The software is compatible with .OBJ, .STL, .3MF, and .X3D file formats and can work with digital images in .GIF, .BMF, .PNG, and .JPG extensions. In 2017, the company introduced Cura Connect — a program that allowed Cura users to manage several 3D printers at once. The update made it even more accessible and demandable for prototyping, tooling, small batch production, and other related applications.
In November 2018, the company released Cura 3.6, an essential software update that made it compatible with most of the materials produced by major manufacturers such as DuPont, BASF, and Clariant. Less than a year later, the software has been updated to version 4.0, offering a variety of long-awaited UI and UX improvements for an even smoother 3D printing experience.
Taking pride in its community-driven approach, the Ultimaker team introduced the star rating system onto its Marketplace to help new users pick and install only the most useful community-created plugins that would help them at the beginning of their 3D printing journey.
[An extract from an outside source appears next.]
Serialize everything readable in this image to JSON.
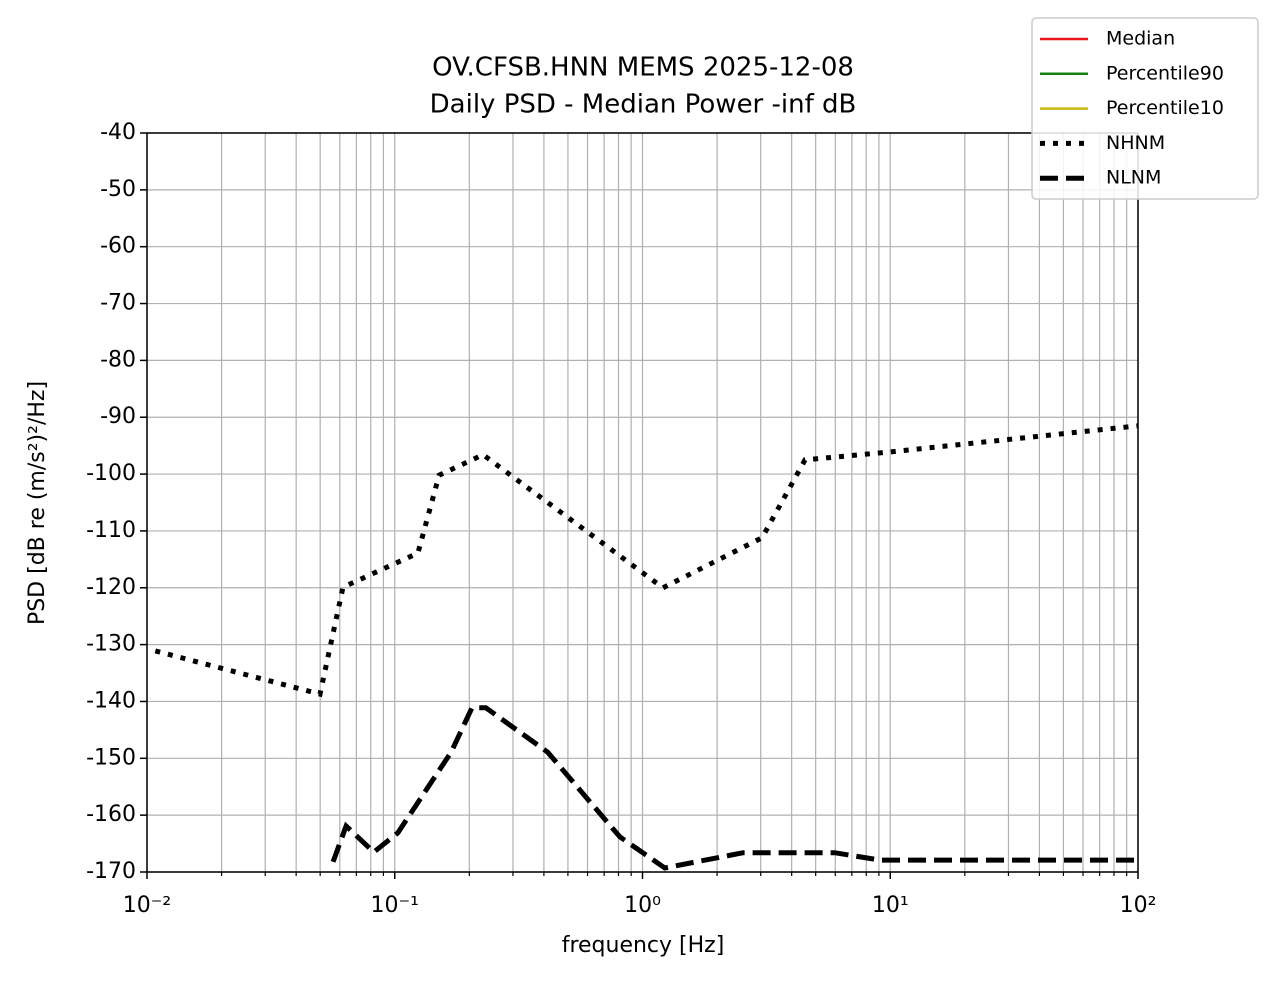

Convenience, consistency, and open-source code is what made Cura so popular and demandable by millions of 3D printing enthusiasts all around the world. Besides, there is a great deal of professional additive manufacturing companies like LulzBot, Intamsys, and SolidPrint that create their slicing software solutions based on Cura, which once again highlights its reliability and efficiency.
One of the most recent software updates brought a handful of quality of life improvements and additional settings that were aimed at fixing the slicer’s weakest link, namely, its ability to generate supports. To try out a bunch of all-new features in action, open the “Experimental settings” tab. Along with some parameters that let you create and edit tree supports, slicing tolerance, and draft shields, the software allows you to revise the infill optimization level depending on the overhangs’ height, resulting in reduced material consumption.
Compared to the majority of other slicers, the Ultimaker Cura renders 3D models at a noticeably slower pace. The software is highly dependent on the available RAM and is not recommended to be simultaneously used with other processes that may heavily load your operation system (e.g. video rendering). This particular problem is more likely to appear when the software is used on low-end devices.
All in all, the Ultimaker Cura would be a fine choice for almost any FDM 3D printer and would complement it perfectly. The software is extremely easy to use, making for a pleasant printing experience for both entry-level and more experienced makers. It is a powerful slicer that offers a wide materials choice and is compatible with most of the materials produced by major manufacturers
However, if you happen to be a professional looking for advanced 3D printing software for a highly specialized application or your enterprise, our recommendation would be to pick Simplify3D over Cura.